Sanjeev Gupta is in talks with Glencore to refinance the debt of its European aluminum company, a deal that would allow the metals tycoon to retain control over one of its best assets.
Gupta’s GFG Alliance, which employs 35,000 people from the UK to Australia, is fighting to restructure and refinance its debt after the collapse of Greensill Capital, its main lender.
Greensill and his bond investors had $ 5 billion in exposure to GFG when the supply chain finance group imploded in March. GFG is also under investigation in the UK for suspected fraud, complicating efforts to find new funding. GFG said it would cooperate with the probe.
Glencore is in talks to refinance more than $ 500 million in debt at Alvance, Gupta’s aluminum business with assets in France and Belgium, according to two people familiar with the matter.
A deal with the London-listed miner and commodities trader would allow Gupta to remain the owner, unlike an earlier proposal by US private equity firm American Industrial Partners (AIP), which sought to purchase the asset.
A deal would be a boon to Glencore’s aluminum business if it were able to secure the metal supply, giving FTSE 100 a pipeline it could sell through its large trading arm.
Glencore’s move comes as aluminum prices have risen nearly 25% this year to exceed $ 2,500 a tonne as the global economy begins to rebound from the pandemic. Lightweight metal is used in everything from beverage cans to cars.
The jewel in Alvance’s crown is its foundry in Dunkirk, the largest in Europe. Liberty acquired the 280,000 tonne per year plant from Rio Tinto in 2018 for $ 500 million. GFG has estimated that Alvance has an enterprise value north of $ 1 billion, based on expected profits of more than $ 150 million for 2021, according to a GFG document from March.
Glencore’s aluminum unit, which already buys the metal from Liberty, is headed by Robin Scheiner. Bankers say he is keen to expand the business and has researched potential deals. He met Gupta in Zurich this year where they brainstormed a number of ideas, although they did not come to an agreement, according to people familiar with the matter.
Glencore declined to comment. GFG said it “continues to focus on restructuring and refinancing its business after the collapse of Greensill Capital. The Alvance portfolio is doing well, supported by favorable market conditions.

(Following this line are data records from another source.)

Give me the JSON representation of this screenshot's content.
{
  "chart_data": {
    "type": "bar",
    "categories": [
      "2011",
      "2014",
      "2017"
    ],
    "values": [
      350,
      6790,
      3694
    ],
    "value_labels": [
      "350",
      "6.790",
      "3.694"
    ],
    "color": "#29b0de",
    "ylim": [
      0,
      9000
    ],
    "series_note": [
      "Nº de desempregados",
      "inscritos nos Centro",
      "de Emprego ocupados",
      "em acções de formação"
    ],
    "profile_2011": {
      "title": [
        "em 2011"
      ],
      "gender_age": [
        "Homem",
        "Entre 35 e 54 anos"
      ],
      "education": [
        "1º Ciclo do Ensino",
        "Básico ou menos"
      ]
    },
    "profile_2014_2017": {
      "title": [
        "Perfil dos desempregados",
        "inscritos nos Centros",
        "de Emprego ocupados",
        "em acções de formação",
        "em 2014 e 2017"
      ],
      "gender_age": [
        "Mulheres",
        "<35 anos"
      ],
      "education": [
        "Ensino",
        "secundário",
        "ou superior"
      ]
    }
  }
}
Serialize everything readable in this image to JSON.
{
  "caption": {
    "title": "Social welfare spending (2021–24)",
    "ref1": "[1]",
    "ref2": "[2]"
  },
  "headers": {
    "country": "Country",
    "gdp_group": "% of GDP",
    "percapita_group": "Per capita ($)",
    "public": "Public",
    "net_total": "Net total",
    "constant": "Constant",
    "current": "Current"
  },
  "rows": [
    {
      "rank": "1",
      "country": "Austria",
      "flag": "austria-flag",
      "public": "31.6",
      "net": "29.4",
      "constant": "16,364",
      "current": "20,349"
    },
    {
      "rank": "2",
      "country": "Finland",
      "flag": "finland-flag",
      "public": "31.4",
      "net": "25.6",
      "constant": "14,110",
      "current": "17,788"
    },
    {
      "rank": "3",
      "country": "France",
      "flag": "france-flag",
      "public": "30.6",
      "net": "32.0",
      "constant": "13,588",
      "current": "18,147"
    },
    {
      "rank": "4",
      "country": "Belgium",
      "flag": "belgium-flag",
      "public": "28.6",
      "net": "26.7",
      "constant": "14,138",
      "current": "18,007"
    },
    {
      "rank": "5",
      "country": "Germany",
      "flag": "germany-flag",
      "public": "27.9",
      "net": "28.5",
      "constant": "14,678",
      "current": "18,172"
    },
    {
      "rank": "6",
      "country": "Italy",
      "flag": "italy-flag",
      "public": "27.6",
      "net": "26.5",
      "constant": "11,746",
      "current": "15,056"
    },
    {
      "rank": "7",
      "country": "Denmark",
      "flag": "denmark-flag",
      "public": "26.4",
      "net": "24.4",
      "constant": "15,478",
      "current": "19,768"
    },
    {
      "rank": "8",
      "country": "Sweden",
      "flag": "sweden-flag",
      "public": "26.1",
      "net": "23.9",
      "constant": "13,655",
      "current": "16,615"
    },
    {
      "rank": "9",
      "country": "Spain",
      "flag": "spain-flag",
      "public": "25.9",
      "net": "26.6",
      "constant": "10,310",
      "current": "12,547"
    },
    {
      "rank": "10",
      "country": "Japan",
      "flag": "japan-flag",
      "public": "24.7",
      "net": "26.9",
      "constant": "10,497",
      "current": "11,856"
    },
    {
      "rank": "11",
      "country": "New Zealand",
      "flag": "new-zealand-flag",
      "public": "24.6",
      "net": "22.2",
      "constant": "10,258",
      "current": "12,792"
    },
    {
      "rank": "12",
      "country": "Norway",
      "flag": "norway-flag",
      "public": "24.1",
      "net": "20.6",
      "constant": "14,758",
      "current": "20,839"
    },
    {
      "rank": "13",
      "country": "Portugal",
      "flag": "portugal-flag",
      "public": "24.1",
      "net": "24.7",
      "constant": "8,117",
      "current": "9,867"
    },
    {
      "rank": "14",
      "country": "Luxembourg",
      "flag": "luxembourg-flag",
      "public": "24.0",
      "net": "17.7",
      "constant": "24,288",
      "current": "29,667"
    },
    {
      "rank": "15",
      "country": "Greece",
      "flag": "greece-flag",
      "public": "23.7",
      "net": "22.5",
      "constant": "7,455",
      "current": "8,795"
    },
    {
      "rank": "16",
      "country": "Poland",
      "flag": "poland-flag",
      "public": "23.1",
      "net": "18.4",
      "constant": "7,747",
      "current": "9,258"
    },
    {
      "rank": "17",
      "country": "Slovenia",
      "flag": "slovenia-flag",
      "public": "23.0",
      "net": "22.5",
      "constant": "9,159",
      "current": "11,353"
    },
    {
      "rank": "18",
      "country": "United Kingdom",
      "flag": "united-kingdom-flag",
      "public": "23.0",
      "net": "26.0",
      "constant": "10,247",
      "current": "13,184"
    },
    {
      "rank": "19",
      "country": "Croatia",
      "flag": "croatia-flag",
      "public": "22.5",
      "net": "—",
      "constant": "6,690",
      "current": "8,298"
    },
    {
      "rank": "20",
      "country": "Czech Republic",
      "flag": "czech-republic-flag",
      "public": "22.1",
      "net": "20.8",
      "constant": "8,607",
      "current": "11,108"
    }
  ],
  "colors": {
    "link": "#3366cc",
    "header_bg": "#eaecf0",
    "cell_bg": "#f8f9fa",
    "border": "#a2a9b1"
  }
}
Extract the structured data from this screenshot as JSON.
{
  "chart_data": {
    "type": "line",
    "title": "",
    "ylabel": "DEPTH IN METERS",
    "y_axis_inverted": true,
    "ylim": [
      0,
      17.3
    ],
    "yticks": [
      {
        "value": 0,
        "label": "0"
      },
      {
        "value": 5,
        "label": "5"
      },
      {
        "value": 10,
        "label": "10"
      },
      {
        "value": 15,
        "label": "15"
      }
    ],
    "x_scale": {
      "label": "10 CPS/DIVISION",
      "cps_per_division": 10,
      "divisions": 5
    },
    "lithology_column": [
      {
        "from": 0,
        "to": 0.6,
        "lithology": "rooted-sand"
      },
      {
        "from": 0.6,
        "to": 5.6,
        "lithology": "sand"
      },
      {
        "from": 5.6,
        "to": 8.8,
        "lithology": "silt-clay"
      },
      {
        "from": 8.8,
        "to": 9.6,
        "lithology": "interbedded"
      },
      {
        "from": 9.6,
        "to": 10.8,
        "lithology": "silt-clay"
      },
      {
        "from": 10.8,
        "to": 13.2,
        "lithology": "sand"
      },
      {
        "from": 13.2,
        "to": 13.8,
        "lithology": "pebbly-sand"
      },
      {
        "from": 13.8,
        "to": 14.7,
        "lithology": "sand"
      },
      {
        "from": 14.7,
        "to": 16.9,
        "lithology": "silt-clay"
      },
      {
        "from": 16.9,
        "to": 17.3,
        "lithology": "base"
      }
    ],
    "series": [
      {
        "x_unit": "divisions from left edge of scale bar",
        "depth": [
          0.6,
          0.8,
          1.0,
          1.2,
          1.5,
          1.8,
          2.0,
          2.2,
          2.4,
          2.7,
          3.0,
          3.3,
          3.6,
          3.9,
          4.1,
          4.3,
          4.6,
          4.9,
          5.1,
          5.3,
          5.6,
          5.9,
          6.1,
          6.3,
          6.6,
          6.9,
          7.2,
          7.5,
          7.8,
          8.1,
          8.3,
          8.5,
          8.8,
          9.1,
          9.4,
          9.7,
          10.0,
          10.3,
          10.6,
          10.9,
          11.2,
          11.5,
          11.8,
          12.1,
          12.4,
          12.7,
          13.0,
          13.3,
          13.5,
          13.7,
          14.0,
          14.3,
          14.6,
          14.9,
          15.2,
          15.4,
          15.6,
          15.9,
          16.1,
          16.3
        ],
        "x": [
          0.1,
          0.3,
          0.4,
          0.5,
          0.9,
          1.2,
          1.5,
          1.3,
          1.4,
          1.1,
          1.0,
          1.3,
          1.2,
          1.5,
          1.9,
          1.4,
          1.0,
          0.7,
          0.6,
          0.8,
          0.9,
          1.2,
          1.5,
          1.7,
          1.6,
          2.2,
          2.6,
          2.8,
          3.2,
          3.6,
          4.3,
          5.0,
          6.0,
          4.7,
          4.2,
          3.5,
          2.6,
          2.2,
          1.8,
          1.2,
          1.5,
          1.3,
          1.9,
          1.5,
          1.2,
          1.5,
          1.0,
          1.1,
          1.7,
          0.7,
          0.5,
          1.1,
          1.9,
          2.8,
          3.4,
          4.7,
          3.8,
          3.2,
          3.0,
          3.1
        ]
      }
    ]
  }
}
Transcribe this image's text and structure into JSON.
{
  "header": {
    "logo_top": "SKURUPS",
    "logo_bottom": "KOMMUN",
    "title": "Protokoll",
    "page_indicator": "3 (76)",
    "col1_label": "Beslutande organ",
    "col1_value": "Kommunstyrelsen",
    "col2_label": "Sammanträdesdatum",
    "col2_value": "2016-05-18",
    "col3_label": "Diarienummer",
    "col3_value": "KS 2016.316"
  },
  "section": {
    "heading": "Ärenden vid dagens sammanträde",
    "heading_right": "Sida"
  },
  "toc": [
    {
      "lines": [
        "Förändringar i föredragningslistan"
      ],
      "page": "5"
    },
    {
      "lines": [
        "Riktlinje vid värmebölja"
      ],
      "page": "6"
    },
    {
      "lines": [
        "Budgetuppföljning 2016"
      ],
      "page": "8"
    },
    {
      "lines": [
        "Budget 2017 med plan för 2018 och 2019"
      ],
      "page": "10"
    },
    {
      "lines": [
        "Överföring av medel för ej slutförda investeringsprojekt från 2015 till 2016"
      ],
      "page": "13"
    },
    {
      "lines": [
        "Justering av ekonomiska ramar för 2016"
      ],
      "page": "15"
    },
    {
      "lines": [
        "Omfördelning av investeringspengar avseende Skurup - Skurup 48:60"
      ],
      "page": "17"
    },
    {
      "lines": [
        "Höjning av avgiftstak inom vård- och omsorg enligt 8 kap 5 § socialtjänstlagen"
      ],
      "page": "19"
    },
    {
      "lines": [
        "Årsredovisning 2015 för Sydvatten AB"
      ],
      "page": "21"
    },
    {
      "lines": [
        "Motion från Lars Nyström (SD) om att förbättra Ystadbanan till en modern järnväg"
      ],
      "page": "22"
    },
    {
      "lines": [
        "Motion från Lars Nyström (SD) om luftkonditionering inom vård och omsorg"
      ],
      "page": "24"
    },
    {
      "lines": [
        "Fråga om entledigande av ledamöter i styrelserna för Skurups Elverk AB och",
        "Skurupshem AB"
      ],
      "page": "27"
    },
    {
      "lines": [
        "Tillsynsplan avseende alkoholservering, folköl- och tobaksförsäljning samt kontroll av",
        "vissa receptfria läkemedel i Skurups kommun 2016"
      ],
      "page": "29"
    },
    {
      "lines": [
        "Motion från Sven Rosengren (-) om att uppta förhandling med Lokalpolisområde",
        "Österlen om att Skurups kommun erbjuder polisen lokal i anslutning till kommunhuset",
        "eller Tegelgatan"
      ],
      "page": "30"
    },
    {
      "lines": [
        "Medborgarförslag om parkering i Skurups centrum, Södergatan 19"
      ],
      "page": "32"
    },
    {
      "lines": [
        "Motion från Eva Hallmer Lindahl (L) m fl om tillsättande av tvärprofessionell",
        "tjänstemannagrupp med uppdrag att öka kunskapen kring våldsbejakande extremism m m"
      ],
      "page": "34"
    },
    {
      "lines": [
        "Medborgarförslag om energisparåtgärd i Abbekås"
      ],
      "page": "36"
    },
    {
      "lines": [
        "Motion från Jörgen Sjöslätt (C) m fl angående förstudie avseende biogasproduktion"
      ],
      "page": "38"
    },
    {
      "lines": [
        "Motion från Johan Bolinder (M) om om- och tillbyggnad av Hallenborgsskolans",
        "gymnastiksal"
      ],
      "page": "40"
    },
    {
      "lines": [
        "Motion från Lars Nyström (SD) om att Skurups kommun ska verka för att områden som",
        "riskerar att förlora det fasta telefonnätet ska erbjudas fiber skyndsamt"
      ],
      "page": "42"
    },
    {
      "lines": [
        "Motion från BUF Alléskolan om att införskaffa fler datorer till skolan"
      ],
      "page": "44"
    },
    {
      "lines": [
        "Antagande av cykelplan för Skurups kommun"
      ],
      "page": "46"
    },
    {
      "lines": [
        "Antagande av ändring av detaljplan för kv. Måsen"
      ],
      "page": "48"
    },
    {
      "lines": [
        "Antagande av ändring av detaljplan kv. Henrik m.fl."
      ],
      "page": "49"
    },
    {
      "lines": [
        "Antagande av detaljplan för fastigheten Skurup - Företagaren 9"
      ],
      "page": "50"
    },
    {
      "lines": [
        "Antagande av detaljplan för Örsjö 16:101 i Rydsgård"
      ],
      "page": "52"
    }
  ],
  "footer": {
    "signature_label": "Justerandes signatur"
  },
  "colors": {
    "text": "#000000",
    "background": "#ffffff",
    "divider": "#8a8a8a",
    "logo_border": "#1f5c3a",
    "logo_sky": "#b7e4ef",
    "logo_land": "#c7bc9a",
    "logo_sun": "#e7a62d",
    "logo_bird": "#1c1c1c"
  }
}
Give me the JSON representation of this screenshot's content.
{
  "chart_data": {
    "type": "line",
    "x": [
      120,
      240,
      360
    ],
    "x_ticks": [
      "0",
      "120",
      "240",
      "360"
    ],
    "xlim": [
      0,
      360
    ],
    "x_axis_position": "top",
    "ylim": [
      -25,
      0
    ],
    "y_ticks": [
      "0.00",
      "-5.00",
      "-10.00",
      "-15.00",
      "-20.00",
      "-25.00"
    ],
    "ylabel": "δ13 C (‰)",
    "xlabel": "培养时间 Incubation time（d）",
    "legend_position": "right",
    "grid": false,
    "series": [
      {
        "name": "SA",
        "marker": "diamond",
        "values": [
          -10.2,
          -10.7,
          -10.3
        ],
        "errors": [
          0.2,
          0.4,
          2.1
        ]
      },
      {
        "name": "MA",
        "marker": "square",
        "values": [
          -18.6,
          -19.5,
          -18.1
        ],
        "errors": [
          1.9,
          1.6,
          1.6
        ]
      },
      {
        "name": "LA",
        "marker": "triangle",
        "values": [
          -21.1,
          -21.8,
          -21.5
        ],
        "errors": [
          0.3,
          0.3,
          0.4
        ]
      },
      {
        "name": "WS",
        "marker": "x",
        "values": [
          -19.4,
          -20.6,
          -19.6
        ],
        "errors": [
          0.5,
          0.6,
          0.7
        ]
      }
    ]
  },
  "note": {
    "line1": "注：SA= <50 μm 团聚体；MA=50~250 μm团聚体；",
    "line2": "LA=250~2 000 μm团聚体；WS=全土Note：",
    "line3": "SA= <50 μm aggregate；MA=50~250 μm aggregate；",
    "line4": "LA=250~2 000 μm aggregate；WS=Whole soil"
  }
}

An agreement with Glencore would make it possible to repay several debt facilities in all of Alvance’s activities. The Dunkirk aluminum smelter has a loan of $ 260 million, while the Alvance rolling mill at Duffel has additional debt of $ 59 million. The company also has $ 131 million in riskier holding debt with BlackRock and $ 73 million in financing from Greensill.
A group of banks initially provided the loan to Dunkirk, alongside Glencore’s rival, Trafigura. The Geneva-based commodities trader still holds that debt, as banks mostly sold their positions to AIP this year, when the New York-based private equity firm sought to take control of the asset.
Trafigura also signed an aluminum deal with Gupta when it initially provided Dunkirk’s debt at the end of 2018. Alvance has an additional liability of $ 114 million resulting from disputes with the original sellers of the Dunkirk and Duffel assets.